Although essentially a Biblical commandment (Bamidbar 9:11), the Gemara (Pesachim 120a) explains that nowadays, since we do not have the Korban Pesach, this mitzvah is currently Rabbinic.

The question is: Which bitter herb best fits the mitzvah’s criterion? Many will instantly answer: “Why, horseradish of course. This is the tradition from the alter heim, what our zaydies and bubbies used for maror back in Europe.”

Although this is certainly true, on the other hand it turns out that, technically speaking, with all factors considered equal, horseradish may not currently be the optimal choice for maror.

In fact, the Mishnah (Pesachim 39a) lists five different types of herbs that are classified as “maror” and may be used as such at the Pesach Seder. However, the Gemara (ad loc.), and later codified by the Shulchan Aruch (Orach Chayim 473:5), and cited by many authorities, maintains that the herb that best fulfills the criteria is “chazeret”, a.k.a. “chasah”. This refers to lettuce (salatin), which starts out soft (the leaves) and ends up hard (the stalk), similar to the enslavement in Egypt that started out “easy”, as a paying job, and deteriorated into total subjugation and inhumane enslavement. Also, lettuce, when it starts to grow is very sweet; the longer it is left in the ground the more bitter it becomes. The Gemara explains that the reason lettuce is referred to as “chasah” (even to this day in modern Hebrew) is because Gd was “chasah” — had mercy — on the Jewish People in Egypt, and redeemed them from slavery.

If so, why is there a tradition for using horseradish instead? Indeed, although several early authorities mention using horseradish at the Seder, it was not actually as maror. Rather, they included horseradish as an ingredient in charoset! So how did this vegetable become the most commonly used bitter herb for maror?

The main reason was due to lettuce’s lack of availability around Pesach time throughout Europe and Russia over the years, especially with the ground still frozen in many areas. This reason, coupled with lettuce’s tendency to be insect-infested, placed horseradish, although further down the Mishnah’s list of acceptable vegetables, as the bitter herb of choice as maror for the Seder.

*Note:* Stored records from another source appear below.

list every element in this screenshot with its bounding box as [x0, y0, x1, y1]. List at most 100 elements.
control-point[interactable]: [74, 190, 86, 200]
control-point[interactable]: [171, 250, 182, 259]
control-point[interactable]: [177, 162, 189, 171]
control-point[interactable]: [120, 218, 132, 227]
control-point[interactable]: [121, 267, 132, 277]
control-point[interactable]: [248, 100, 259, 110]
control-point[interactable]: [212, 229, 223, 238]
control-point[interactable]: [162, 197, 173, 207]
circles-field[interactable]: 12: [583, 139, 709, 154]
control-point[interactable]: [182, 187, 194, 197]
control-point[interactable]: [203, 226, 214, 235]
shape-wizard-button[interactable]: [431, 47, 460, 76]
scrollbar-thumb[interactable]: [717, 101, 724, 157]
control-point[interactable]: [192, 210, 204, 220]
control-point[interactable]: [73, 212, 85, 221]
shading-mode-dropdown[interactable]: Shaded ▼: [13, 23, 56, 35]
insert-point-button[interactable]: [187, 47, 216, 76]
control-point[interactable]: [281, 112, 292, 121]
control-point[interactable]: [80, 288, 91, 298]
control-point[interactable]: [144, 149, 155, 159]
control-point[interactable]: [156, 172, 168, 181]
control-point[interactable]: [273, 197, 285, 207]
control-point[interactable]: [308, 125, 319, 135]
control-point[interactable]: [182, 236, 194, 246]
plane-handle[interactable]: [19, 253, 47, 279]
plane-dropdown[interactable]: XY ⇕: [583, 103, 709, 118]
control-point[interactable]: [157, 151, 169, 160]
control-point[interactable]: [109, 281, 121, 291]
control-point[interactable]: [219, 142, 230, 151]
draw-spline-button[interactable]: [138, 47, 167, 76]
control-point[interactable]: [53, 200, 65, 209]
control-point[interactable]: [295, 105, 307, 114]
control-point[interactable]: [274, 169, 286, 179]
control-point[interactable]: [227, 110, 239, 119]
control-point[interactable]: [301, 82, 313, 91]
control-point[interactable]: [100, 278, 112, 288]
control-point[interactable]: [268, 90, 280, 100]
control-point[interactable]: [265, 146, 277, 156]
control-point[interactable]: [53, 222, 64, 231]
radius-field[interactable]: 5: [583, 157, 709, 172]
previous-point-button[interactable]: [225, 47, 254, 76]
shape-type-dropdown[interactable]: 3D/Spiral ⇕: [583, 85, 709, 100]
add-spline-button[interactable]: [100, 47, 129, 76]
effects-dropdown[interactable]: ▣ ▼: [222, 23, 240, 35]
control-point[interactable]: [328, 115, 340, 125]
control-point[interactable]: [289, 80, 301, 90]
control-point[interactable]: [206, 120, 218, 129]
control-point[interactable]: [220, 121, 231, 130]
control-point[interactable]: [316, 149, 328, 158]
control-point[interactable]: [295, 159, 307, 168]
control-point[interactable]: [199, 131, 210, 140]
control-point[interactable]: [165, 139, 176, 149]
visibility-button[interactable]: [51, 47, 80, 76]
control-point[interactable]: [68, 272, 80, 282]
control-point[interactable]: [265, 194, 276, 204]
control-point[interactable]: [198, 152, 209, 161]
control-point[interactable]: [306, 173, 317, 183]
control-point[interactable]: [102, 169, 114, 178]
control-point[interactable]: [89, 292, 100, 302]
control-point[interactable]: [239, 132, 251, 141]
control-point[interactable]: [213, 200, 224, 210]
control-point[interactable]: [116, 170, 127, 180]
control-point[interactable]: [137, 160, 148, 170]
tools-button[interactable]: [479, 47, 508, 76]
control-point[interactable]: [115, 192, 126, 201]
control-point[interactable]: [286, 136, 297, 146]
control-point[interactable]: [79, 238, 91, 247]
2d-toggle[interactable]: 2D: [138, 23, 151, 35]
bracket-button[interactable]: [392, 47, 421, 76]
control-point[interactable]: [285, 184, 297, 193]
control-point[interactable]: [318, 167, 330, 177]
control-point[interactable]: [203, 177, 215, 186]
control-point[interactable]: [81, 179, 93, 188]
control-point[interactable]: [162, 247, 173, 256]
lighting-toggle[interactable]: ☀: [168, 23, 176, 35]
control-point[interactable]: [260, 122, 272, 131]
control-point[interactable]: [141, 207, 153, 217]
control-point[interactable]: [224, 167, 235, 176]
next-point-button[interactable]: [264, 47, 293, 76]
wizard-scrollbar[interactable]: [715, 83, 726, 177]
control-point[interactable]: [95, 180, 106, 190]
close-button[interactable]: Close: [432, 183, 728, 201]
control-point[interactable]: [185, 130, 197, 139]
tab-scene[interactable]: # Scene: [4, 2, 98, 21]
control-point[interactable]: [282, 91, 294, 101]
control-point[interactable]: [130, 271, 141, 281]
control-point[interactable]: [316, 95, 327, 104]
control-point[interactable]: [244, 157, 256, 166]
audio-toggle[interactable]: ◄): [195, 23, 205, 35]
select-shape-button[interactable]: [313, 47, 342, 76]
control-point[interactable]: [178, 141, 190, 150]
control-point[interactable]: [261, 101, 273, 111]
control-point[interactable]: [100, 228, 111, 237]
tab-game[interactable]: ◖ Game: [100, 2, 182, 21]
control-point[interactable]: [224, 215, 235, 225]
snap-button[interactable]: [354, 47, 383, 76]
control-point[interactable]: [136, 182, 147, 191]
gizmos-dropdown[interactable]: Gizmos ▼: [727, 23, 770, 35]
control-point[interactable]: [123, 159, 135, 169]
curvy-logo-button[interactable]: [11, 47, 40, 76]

In fact, the Chasam Sofer and, later, the Mishnah Berurah ruled that even with lettuce available, if one does not know how to properly check for bugs it is still preferential to eat horseradish for maror. More recently, the Steipler Gaon was known to be very stringentwith using horseradish and not lettuce, and is quoted as saying that “it is preferable not to eat maror at all than to eat lettuce, because if one mistakenly eats even one bug he violates four Torah prohibitions”. Certainly while fulfilling a mitzvah one would not want to, Gd forbid, commit transgressions!

Yet, nowadays, the recent influx of the “Gush Katif” type of “Greenhouse Grown Bug-Free” Romaine lettuce allows us to enjoy the best of both worlds: Romaine lettuce for maror that is much easier to check and ensure that it does not contain any uninvited “guests”. Fascinatingly, it turns out that the not-so-bitter truth is that the optimal bitter herb for maror nowadays is the not-so-bitter, but bug-free, Romaine lettuce.